Nochmals: Ich spreche von Ihrem Vermögen.
Wenn man dieses mal weggeworfen hat, ist es weg. Und das werde ich nicht tun.
Und es in den Fussball zu investieren, heisst, es wegzuwerfen?
Das habe ich nicht gesagt. Aber ich will mit meinem Vermögen nicht für die Fehler Anderer zahlen.
Wie sieht die Welt nach Corona aus?
Das Bruttoinlandprodukt wird prozentual auf dem Niveau von 1946 sein. Wir werden vernünftiger werden müssen. Sich nicht immer über alles und jeden aufregen und deswegen die Justiz anrufen. Da muss mehr gesunder Menschenverstand her. Im Fussball auch. Da muss wieder mehr echte Leidenschaft her und kein Streben nach Gigantismus, vor allem finanziellem.
Aber Sie sind doch der Erste, der die Justiz für alles Mögliche behelligt?
Wenn ich meinen Standpunkt durchsetzen will, brauche ich klare Linien. Und wenn man so viele unternimmt wie ich, steigt auch die Gefahr von solchen Dingen.
Soll man baldmöglichst wieder mit Fussballspielen beginnen.
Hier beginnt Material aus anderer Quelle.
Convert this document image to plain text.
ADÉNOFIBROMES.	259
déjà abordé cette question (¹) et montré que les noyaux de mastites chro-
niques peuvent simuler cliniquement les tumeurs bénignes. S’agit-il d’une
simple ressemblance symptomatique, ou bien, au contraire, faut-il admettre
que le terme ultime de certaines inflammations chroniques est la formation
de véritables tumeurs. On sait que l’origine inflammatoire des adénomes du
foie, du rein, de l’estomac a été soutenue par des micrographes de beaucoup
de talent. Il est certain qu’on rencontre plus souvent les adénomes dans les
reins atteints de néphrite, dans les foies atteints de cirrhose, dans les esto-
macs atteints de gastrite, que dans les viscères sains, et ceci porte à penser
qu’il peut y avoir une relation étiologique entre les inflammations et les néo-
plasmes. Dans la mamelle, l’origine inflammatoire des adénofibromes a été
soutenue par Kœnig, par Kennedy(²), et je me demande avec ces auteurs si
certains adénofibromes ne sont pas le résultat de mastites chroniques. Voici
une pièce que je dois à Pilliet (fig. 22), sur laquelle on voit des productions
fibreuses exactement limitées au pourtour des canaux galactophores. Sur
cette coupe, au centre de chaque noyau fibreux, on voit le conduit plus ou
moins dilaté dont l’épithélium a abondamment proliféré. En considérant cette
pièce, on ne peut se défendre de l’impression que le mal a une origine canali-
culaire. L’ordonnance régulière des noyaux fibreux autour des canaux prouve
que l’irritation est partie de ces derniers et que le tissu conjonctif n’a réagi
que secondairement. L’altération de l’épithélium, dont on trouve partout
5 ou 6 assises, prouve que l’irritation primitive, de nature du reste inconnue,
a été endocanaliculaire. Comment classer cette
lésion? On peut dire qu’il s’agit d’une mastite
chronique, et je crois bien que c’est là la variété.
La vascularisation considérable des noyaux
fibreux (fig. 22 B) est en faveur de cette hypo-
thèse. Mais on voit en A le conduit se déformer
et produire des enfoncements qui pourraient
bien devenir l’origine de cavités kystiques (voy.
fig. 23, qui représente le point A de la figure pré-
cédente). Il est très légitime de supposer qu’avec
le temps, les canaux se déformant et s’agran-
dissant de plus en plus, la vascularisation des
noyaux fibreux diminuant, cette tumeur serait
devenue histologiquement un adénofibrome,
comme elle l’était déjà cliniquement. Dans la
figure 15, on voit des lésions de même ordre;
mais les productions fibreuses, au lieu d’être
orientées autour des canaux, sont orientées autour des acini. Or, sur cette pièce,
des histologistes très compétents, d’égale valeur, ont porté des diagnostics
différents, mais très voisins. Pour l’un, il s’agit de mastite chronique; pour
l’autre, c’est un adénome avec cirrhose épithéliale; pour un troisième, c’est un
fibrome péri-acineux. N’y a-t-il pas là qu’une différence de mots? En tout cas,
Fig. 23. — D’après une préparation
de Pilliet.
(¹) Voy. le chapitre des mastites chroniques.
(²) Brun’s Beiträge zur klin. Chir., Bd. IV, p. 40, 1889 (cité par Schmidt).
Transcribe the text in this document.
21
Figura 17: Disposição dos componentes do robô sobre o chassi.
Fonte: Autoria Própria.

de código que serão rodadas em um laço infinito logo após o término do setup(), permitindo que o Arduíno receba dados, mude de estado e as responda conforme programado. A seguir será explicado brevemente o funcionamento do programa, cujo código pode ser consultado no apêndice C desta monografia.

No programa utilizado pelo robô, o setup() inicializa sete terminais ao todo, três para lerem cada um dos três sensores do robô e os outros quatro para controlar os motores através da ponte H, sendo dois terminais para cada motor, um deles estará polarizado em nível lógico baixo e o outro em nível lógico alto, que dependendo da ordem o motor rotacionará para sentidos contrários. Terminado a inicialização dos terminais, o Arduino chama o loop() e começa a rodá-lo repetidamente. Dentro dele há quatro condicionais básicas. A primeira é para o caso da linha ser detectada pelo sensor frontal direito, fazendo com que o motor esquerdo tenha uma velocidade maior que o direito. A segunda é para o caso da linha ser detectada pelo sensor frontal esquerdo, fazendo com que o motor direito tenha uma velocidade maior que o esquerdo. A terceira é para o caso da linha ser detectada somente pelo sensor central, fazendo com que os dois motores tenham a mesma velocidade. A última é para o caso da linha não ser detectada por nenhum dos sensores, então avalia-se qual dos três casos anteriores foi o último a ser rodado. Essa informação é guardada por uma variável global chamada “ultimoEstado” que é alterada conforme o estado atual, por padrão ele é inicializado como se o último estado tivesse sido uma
Mit Geisterspielen?
Ich habe mir drei solche Spiele angetan. Da schaue ich lieber E-Sports. Geisterspiele sind wie Trainingsspiele. Damit muss man sofort aufhören. Denn das bedeutet, das Produkt Fussball zu töten. Vielleicht muss man den Fussball wirklich ruhen lassen, wie ein grosser Sänger, der nicht jedes Jahr eine Tournee macht. Um dann stark zurückzukehren und die Lust der Menschen auf echten Fussball zu befriedigen. Fussball ohne Fans ist lächerlich. Und das wird nur deshalb ins Auge gefasst, weil einige den Job nicht gemacht haben.
Und ein Restrisiko bliebe. Ein Fall - und die Meisterschaft ist wieder tot.
Man kann doch einem Fahrlehrer nicht verbieten, seinen Job auszuüben, weil ein Meter neben ihm jemand sitzt. Und gleichzeitig 22 Spieler wie die Verrückten neunzig Minuten aufeinander loslassen. Es gibt kein Gesetz für den Fussball. Die politischen Behörden entscheiden, wann wieder gespielt wird. Fussball ist ein Fest. Heute ist nicht der Moment für Feste. Also gibt es derzeit keinen Fussball. Es darf ihn erst wieder als Hundert-Prozent-Fussball geben. Ohne Kompromisse.